In order to understand miRNA functions, it is critical to identify their targets, so we can increase our knowledge of cellular pathways that are important for infection and pathogenesis. Genome-wide studies have been conducted analyzing the Argonaute-associated mRNAs (CLIP assays) in B cells , , , and the microarray and proteomic screening for miRNA-induced gene expression changes in primary endothelial cells from this report represent a complimentary dataset for elucidating viral miRNA functions.

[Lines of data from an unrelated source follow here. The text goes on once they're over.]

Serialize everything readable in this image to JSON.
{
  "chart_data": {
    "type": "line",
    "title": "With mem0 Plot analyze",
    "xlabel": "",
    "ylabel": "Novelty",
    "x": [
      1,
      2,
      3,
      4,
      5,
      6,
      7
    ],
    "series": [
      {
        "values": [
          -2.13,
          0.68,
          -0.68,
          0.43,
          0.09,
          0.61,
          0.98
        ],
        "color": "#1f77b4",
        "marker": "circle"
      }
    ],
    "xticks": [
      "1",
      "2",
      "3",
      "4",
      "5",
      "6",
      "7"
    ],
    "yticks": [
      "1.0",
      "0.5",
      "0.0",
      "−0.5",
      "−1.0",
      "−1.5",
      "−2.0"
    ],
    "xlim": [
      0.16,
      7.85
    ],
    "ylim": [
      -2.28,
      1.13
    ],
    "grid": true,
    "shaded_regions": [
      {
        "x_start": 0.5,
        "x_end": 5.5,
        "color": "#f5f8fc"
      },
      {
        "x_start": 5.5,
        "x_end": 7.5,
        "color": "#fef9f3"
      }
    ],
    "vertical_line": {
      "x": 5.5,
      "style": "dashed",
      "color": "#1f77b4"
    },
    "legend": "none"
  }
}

Indeed, integration of miRNA targets from CLIP methods and other expression studies will continue to be useful for identifying miRNA target sites, as well as >those CLIP hits that are repressed at the mRNA and/or protein level. Compared with other approaches to discover miRNA targets, current mass spectrometry methods are able to query a lower number of gene products. Despite this limitation, this current study has identified repression of multiple novel and previously validated miRNA targets (THBS1, GRB2). Additionally, gene expression studies can reveal direct and indirect miRNA targets, both of which are important for virus-host interactions. By inspecting gene expression changes at both the mRNA and protein level, we have demonstrated that multiple miRNA targets are likely missed using microarrays since the miRNA target may only be repressed at the level of translation. This finding is relevant given the conflicting reports about the predominant mechanism and order of repression mechanisms  that are utilized by miRNAs to modulate gene expression, whether that be mRNA level repression  or translation inhibition , . In this study, validated miRNA targets AKAP9, STAT3, and GRB2 proteins were significantly repressed, but microarray results indicated mRNA levels were not reduced in the presence of KSHV miRNA mimics. The protein SH3-domain GRB2-like endophilin B1 (SH3GLB1) was the second most inhibited protein, but the mRNA levels were relatively unchanged (log2 0.03). Interestingly, previous reports have shown that SH3GLB1 functions as a tumor suppressor and pro-apoptotic factor , . Given our findings, this proteomic method is clearly an important start to discover novel miRNA targets. Furthermore, we have also shown novel functions of viral miRNAs involved in cellular pathways important to KSHV pathogenesis, including ICAM1 repression, HMOX1 up-regulation and HIF1α up-regulation.